There are many git tools, and styles of working. These instructions focus on the git command line. There are other ways to accomplish the same workflow, including more GitHub GUI-centered, or the gh GitHub command-line tool.

Terminology

Fork: On GitHub, fork means making a copy of a repo into your own account so that you have write permissions to push commits and branches to it. This is different than the broader open source term of forking a project because of a disagreement. We are talking about the gentle GitHub term, not the aggressive governance term.

Upstream: the repo you are ultimately contributing to.

Remote: a server copy of a repo. A local repo on your machine can have a number of different remotes, and pull from them separately. Each remote has a name and a URL. The default remote is called “origin”. You can see your remotes names and URLs with git remote -v.

The Ideal State

You will have a local repo with two remotes: “origin” will point to your fork in your account, and “upstream” will point to the repo in the openedx org. The normal flow will be:

  1. Pull from the upstream’s master branch into your fork’s master branch to get the latest code.

  2. Make a feature branch in your repo from your repo’s master branch. Don’t work directly

  3. Make your changes, and commit them.

  4. Push your branch to your fork (origin).

  5. Make a pull request against upstream.

  6. Once the review is complete, the owning team will approve and merge the pull request.

Creating a fork

Creating a fork is easy:

  • Visit the repo on GitHub.

  • In the upper-right corner is a Fork button. Click it.:

  • On the next screen, you will be asked where to fork it, called the Owner. Choose your own personal account (the default choice):

    • edx will be listed in the drop-down, with “insufficient permission”

    • DO NOT FORK INTO edx EVEN IF YOU CAN. Use your personal account.

Getting the fork locally

How you get the fork locally depends on whether you already have a local repo copy that you want to keep. If you have a local copy but don’t need it, you can delete the repo directory and use “I don’t have a local copy.”

A. I don’t have a local copy

  1. Clone the repo locally: git clone https://github.com/USER/REPO.git

  2. Add a new remote for upstream: git remote add upstream https://github.com/openedx/REPO.git

B. I have a local copy I want to keep

  1. Rename the existing remote:

    1. Use git remote -v to check that the openedx repo is named “origin”

    2. Rename the remote to “upstream”: git remote rename origin upstream.

  2. Add a new remote for your fork: git remote add origin https://github.com/USER/REPO.git

Keeping your fork up to date

You now have two remote repos (your fork and the openedx core repo) that you might need to get changes from.

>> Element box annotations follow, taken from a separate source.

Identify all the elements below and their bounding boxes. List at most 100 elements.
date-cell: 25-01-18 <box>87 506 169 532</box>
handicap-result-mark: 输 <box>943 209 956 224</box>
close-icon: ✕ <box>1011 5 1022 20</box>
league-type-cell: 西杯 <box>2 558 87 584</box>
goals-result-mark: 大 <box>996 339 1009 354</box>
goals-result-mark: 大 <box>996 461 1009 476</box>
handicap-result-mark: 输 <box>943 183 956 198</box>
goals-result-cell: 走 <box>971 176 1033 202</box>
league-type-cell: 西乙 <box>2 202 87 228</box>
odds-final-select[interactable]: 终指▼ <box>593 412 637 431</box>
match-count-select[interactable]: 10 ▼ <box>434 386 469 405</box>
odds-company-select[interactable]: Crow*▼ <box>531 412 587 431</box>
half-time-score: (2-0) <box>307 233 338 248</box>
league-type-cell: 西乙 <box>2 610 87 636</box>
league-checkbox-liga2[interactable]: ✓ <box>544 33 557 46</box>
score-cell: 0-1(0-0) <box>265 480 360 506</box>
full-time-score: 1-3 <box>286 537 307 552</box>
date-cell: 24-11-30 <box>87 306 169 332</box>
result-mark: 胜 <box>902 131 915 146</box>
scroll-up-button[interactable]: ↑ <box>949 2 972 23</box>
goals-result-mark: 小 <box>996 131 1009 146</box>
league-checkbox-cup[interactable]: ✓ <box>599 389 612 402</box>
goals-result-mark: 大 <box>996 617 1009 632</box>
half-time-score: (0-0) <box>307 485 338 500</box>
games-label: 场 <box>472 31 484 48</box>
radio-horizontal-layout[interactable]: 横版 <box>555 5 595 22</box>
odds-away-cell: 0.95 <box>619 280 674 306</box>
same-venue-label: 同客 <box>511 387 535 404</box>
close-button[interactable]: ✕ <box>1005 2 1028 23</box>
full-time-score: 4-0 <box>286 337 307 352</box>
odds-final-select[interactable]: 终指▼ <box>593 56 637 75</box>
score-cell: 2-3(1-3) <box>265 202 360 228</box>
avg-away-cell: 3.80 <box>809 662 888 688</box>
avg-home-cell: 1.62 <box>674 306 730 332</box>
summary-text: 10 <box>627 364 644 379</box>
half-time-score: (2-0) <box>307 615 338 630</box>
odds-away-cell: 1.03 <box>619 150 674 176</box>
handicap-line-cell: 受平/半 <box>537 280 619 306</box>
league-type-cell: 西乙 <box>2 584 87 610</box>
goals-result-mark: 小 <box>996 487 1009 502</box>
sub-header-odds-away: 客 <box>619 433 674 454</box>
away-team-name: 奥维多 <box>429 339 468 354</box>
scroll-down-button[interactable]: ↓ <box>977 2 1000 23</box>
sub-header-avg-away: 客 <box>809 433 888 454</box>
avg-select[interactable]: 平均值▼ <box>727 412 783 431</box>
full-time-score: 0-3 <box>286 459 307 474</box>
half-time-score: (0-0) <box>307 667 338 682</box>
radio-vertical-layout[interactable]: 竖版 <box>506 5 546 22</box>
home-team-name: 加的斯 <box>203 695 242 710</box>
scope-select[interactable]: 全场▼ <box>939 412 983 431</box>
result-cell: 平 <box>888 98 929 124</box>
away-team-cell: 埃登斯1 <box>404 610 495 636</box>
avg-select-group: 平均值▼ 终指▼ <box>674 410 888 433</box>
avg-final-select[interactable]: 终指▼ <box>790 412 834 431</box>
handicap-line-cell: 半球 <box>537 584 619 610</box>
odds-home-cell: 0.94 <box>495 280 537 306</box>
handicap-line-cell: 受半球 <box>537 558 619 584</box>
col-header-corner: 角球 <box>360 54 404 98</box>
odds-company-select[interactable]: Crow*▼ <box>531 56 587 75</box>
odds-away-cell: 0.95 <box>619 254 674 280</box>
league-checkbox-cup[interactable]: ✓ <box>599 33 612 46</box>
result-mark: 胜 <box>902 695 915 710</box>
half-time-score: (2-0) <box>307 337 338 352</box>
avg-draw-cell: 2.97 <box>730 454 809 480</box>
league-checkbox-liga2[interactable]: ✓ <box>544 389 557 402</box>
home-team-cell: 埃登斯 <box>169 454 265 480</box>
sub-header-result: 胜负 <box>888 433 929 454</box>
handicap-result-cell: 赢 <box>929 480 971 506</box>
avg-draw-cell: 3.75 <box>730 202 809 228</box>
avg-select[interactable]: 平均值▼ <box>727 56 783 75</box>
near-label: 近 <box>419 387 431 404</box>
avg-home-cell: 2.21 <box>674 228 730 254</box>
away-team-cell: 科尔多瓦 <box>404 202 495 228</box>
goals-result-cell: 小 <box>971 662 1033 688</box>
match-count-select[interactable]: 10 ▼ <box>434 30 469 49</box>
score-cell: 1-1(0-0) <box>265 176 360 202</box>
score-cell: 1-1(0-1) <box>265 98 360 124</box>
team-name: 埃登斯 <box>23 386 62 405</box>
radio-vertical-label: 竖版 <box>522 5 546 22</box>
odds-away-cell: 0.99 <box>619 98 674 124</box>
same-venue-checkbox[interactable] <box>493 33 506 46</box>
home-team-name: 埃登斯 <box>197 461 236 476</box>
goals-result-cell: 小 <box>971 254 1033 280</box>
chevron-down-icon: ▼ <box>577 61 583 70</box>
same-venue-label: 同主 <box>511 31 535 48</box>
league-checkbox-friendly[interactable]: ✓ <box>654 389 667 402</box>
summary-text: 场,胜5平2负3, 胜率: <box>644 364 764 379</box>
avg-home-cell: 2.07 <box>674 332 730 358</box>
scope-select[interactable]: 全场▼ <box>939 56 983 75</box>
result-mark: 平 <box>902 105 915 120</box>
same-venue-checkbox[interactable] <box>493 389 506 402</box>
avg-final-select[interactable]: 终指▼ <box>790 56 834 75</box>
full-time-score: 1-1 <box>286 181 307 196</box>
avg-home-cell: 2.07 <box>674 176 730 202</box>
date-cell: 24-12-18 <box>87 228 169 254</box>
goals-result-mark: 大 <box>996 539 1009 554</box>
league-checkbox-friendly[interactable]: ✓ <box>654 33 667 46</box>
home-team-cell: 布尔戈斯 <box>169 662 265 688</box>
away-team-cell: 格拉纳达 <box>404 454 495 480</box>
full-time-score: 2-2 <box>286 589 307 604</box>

  1. Get all the changes locally: git fetch --all.

  2. Switch to master: git switch master.

  3. Merge the changes from upstream: git merge upstream. If everything has been done right, this will be a fast-forward merge, with no explicit merge commit.

  4. Push the changes to your fork to keep it up to date: git push origin master.

Now your master branch is in sync with upstream, both locally and in your fork on GitHub.

Making a pull request

Making a pull request is very similar to the simple one-remote workflow:

  1. Create a branch locally: git switch -c user/feature-name.

  2. Make your changes and commit them.

  3. Push your branch to your fork: git push -u origin @.

  4. Make a pull request on GitHub. The base repository should automatically choose the upstream repo.

  5. Review and work on the pull request as usual. You can push new commits to your branch as usual.

  6. Ask the owning team to approve and merge your pull request.

Once your code has been merged, the steps in “Keeping your fork up to date” will get you ready for the next iteration of work.